Mil ochocientos cincuenta y nueve yenes en tu billetera, tus tonfas, Hibird, y un hambre terrible. No llevas nada más encima mientras caminas por la Namimori de las siete de la tarde.

Pero como pueblo tempranero que es, el sushi ya ha cerrado, los puestos callejeros de yakisoba se han recogido y sólo quedan como opción algunas cadenas de comida rápida americana que hay cerca de donde estás.

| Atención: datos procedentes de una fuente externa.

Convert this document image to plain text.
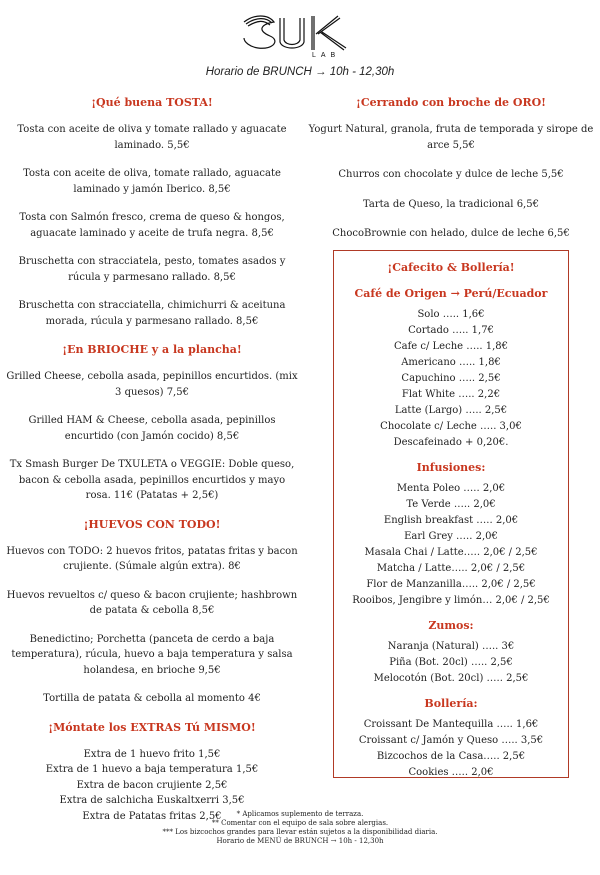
LAB
Horario de BRUNCH → 10h - 12,30h
¡Qué buena TOSTA!
Tosta con aceite de oliva y tomate rallado y aguacate laminado. 5,5€
Tosta con aceite de oliva, tomate rallado, aguacate laminado y jamón Iberico. 8,5€
Tosta con Salmón fresco, crema de queso & hongos, aguacate laminado y aceite de trufa negra. 8,5€
Bruschetta con stracciatela, pesto, tomates asados y rúcula y parmesano rallado. 8,5€
Bruschetta con stracciatella, chimichurri & aceituna morada, rúcula y parmesano rallado. 8,5€
¡En BRIOCHE y a la plancha!
Grilled Cheese, cebolla asada, pepinillos encurtidos. (mix 3 quesos) 7,5€
Grilled HAM & Cheese, cebolla asada, pepinillos encurtido (con Jamón cocido) 8,5€
Tx Smash Burger De TXULETA o VEGGIE: Doble queso, bacon & cebolla asada, pepinillos encurtidos y mayo rosa. 11€ (Patatas + 2,5€)
¡HUEVOS CON TODO!
Huevos con TODO: 2 huevos fritos, patatas fritas y bacon crujiente. (Súmale algún extra). 8€
Huevos revueltos c/ queso & bacon crujiente; hashbrown de patata & cebolla 8,5€
Benedictino; Porchetta (panceta de cerdo a baja temperatura), rúcula, huevo a baja temperatura y salsa holandesa, en brioche 9,5€
Tortilla de patata & cebolla al momento 4€
¡Móntate los EXTRAS Tú MISMO!
Extra de 1 huevo frito 1,5€
Extra de 1 huevo a baja temperatura 1,5€
Extra de bacon crujiente 2,5€
Extra de salchicha Euskaltxerri 3,5€
Extra de Patatas fritas 2,5€
¡Cerrando con broche de ORO!
Yogurt Natural, granola, fruta de temporada y sirope de arce 5,5€
Churros con chocolate y dulce de leche 5,5€
Tarta de Queso, la tradicional 6,5€
ChocoBrownie con helado, dulce de leche 6,5€
¡Cafecito & Bollería!
Café de Origen → Perú/Ecuador
Solo ….. 1,6€
Cortado ….. 1,7€
Cafe c/ Leche ….. 1,8€
Americano ….. 1,8€
Capuchino ….. 2,5€
Flat White ….. 2,2€
Latte (Largo) ….. 2,5€
Chocolate c/ Leche ….. 3,0€
Descafeinado + 0,20€.
Infusiones:
Menta Poleo ….. 2,0€
Te Verde ….. 2,0€
English breakfast ….. 2,0€
Earl Grey ….. 2,0€
Masala Chai / Latte….. 2,0€ / 2,5€
Matcha / Latte….. 2,0€ / 2,5€
Flor de Manzanilla….. 2,0€ / 2,5€
Rooibos, Jengibre y limón… 2,0€ / 2,5€
Zumos:
Naranja (Natural) ….. 3€
Piña (Bot. 20cl) ….. 2,5€
Melocotón (Bot. 20cl) ….. 2,5€
Bollería:
Croissant De Mantequilla ….. 1,6€
Croissant c/ Jamón y Queso ….. 3,5€
Bizcochos de la Casa….. 2,5€
Cookies ….. 2,0€
* Aplicamos suplemento de terraza.
** Comentar con el equipo de sala sobre alergias.
*** Los bizcochos grandes para llevar están sujetos a la disponibilidad diaria.
Horario de MENÚ de BRUNCH → 10h - 12,30h
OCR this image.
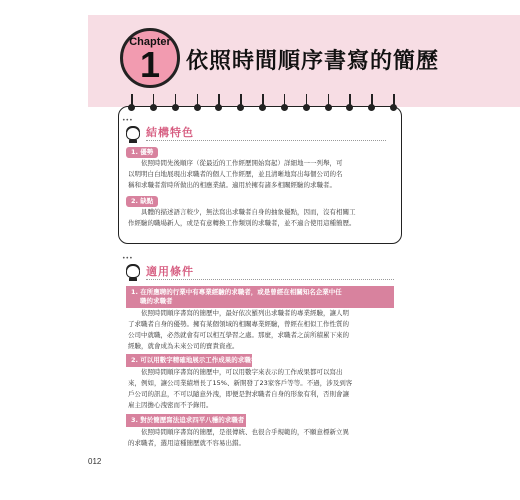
Chapter
1	依照時間順序書寫的簡歷
•••
結構特色
1. 優勢
依照時間先後順序（從最近的工作經歷開始寫起）詳細地一一列舉，可
以明明白白地展現出求職者的個人工作經歷，並且清晰地寫出每個公司的名
稱和求職者當時所做出的相應業績。適用於擁有諸多相關經驗的求職者。
2. 缺點
具體的描述語言較少，無法寫出求職者自身的抽象優點，因而，沒有相關工
作經驗的職場新人，或是有意轉換工作類別的求職者，並不適合使用這種簡歷。
•••
適用條件
1. 在所應聘的行業中有專業經驗的求職者，或是曾經在相關知名企業中任
職的求職者
依照時間順序書寫的簡歷中，最好依次羅列出求職者的專業經驗，讓人明
了求職者自身的優勢。擁有某個領域的相關專業經驗，曾經在相似工作性質的
公司中就職，必然就會有可以相互學習之處。那麼，求職者之前所積累下來的
經驗，就會成為未來公司的寶貴資產。
2. 可以用數字精確地展示工作成果的求職者
依照時間順序書寫的簡歷中，可以用數字來表示的工作成果都可以寫出
來，例如，讓公司業績增長了15%、新開發了23家客戶等等。不過，涉及到客
戶公司的訊息，不可以隨意外洩，即便是對求職者自身的形象有利，否則會讓
雇主因擔心洩密而不予錄用。
3. 對於簡歷寫法追求四平八穩的求職者
依照時間順序書寫的簡歷，是很傳統、也很合乎規範的，不願意標新立異
的求職者，選用這種簡歷就不容易出錯。
012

Y las entrañas te ruegan que entres en ese KFC con que acabas de toparte en tu andar.

Pides la típica cubeta de pollo, más que por favoritismo, porque es lo primero que se ve en el menú, -y porque es lo único que el hoyo negro en tu bolsillo te permite costear-.

Pero entonces, cuando estás a punto de dar el primer mordisco, el piar de tu pequeña ave te hace recordar que aún la llevas en tu hombro.

Y por alguna razón, se te hace incómodo que tu mascota te esté mirando.

Desvías la vista hacia la cubeta. Observas de nuevo al animal. Otra vez te fijas en la cubeta.

¿Qué demonios?

Sales del recinto sin probar bocado, tal cual como has entrado. Sólo teniendo tus tonfas, Hibird, un hambre terrible y mil ochocientos cincuenta yenes que debiste haber llevado al Burger King de dos cuadras más adelante desde un principio.